Moderator/Chair:William T. Flynn, Institute for Medieval Studies, University of Leeds
Paper 626-aLate Medieval Cursing and Blasphemy: Dismembered Logic in the Cantigas de Santa Maria
(Language: English)
Henry T. Drummond, Faculty of Music, University of Oxford
Index terms: Language and Literature - Spanish or Portuguese, Music, Religious Life
Paper 626-bTranslating Chant in William Herebert's 'Aeterne rex altissime'
(Language: English)
Robin Waugh, Department of English & Film Studies, Wilfrid Laurier University, Ontario
Peter V. Loewen, Shepherd School of Music, Rice University
Index terms: Language and Literature - Middle English, Language and Literature - Latin, Liturgy, Music
Paper 626-cClericuli tripudiant: Musical Soundscape and Performativity in Gui of Basoche’s Châlons-en-Champagne
(Language: English)
Lena Wahlgren-Smith, Centre for Medieval & Renaissance Culture, University of Southampton
Index terms: Language and Literature - Latin, Music, Performance Arts - Dance, Religious Life

Paper -a:
Blasphemy is one of the most reprehensible sins in the later Middle Ages. In its most injurious form - trivialising or denying divine authority - such wickedness is tied up with notions of violence and mutilation.
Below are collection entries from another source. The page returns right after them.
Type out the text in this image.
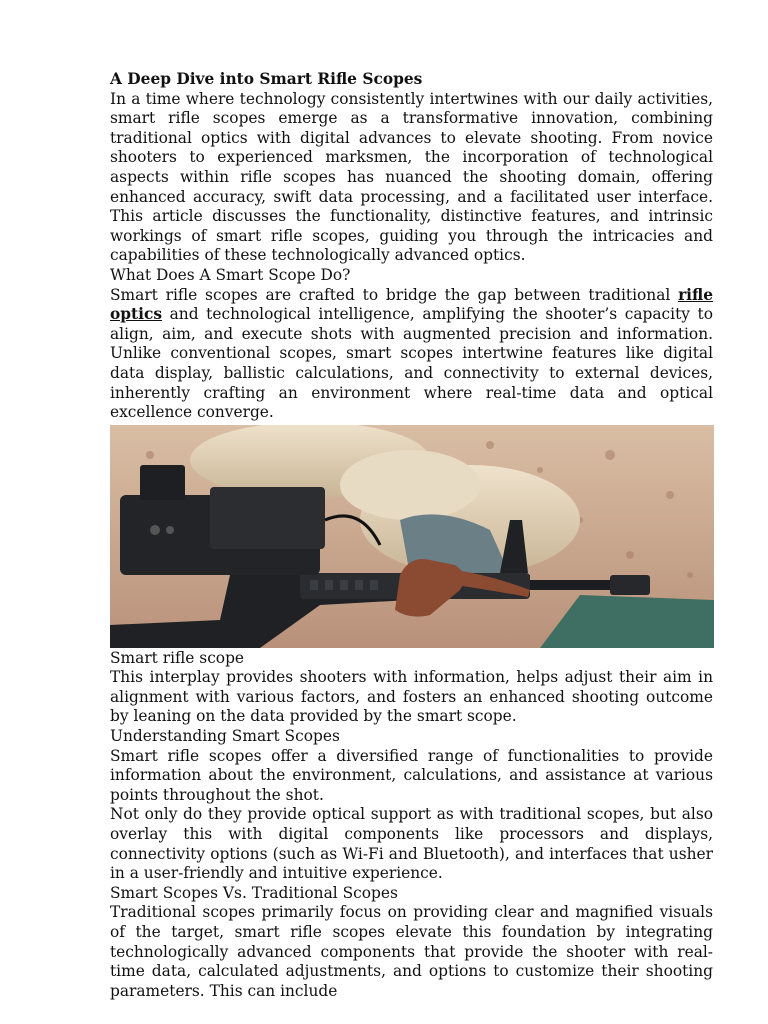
A Deep Dive into Smart Rifle Scopes

In a time where technology consistently intertwines with our daily activities, smart rifle scopes emerge as a transformative innovation, combining traditional optics with digital advances to elevate shooting. From novice shooters to experienced marksmen, the incorporation of technological aspects within rifle scopes has nuanced the shooting domain, offering enhanced accuracy, swift data processing, and a facilitated user interface. This article discusses the functionality, distinctive features, and intrinsic workings of smart rifle scopes, guiding you through the intricacies and capabilities of these technologically advanced optics.

What Does A Smart Scope Do?

Smart rifle scopes are crafted to bridge the gap between traditional rifle optics and technological intelligence, amplifying the shooter’s capacity to align, aim, and execute shots with augmented precision and information. Unlike conventional scopes, smart scopes intertwine features like digital data display, ballistic calculations, and connectivity to external devices, inherently crafting an environment where real-time data and optical excellence converge.

Smart rifle scope

This interplay provides shooters with information, helps adjust their aim in alignment with various factors, and fosters an enhanced shooting outcome by leaning on the data provided by the smart scope.

Understanding Smart Scopes

Smart rifle scopes offer a diversified range of functionalities to provide information about the environment, calculations, and assistance at various points throughout the shot.

Not only do they provide optical support as with traditional scopes, but also overlay this with digital components like processors and displays, connectivity options (such as Wi-Fi and Bluetooth), and interfaces that usher in a user-friendly and intuitive experience.

Smart Scopes Vs. Traditional Scopes

Traditional scopes primarily focus on providing clear and magnified visuals of the target, smart rifle scopes elevate this foundation by integrating technologically advanced components that provide the shooter with real-time data, calculated adjustments, and options to customize their shooting parameters. This can include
Denying God's authority implies breaking apart or defacing divine logic. Blasphemers in turn are punished through decapitation, dismemberment, and separation between body and soul. The Cantigas de Santa Maria contain numerous warnings against religious sacrilege, and in this paper I focus on one song in the collection. CSM 72's disjointed musical-poetic structure mirrors narrative themes of logical mutilation, echoing the dissonance of religious profanity. Fractured logic generates fragmented song, both in its performance and in its presentation on the page. CSM 72 hence invites performers and listeners to reflect upon the dangers of illogical sound, both through blasphemous speech and irrational song.

An influential argument concerning William Herebert's Middle English poems, which appear in his commonplace book (London, British Library, MS Additional 46919, c. 1314), is that they represent only intermittent successes as finished works of art because he frequently stuck so closely to the form of his Latin original that the Middle English results come over as forced and stilted. Yet Herebert acquits himself of the charge of pedantic accuracy by translating 'sense for sense' rather than 'word for word'. Moreover he often inserts whole meanings entirely of his own invention to produce a finished and quite complex piece of exegesis. By exegesis we mean that Herebert actively interprets the text through translation, and while engaging the source's music. For instance, in his translation of the Ascension hymn 'Aeterne rex altissime', the original Latin work is much more abstract in concept than Herebert's, which describes motions self-consciously as individual actions through specific times and specific spaces. Although Herebert's commonplace book does not include music, codicological evidence strongly suggests that his English poems were sung as 'contrafacta', using the original chant melodies. In fact, the music holds important clues about Herebert's exegetical program which involves popularizing chants by turning them into carols. Collating this unique English chant translation with the original music, we hope to show that the song formed an essential ingredient of William Herebert's avocation as a Franciscan preacher.

Paper -c:
Despite recent scholarship, there are still considerable gaps in our knowledge about the composition and performance of 12th-century extra-liturgical music. The present paper looks at a source not previously considered in this context: the letter collection of Gui of Basoches, canon of Châlons-en-Champagne. Gui was directly involved in organizing major festivities, such as the Feast of Circumcision, and his letters provide texts and instructions for performance in and around the cathedral. The collection confirms the evidence of clerical dancing and processional singing found in extant liturgical offices, and also sheds light on devotional performance practice in the home.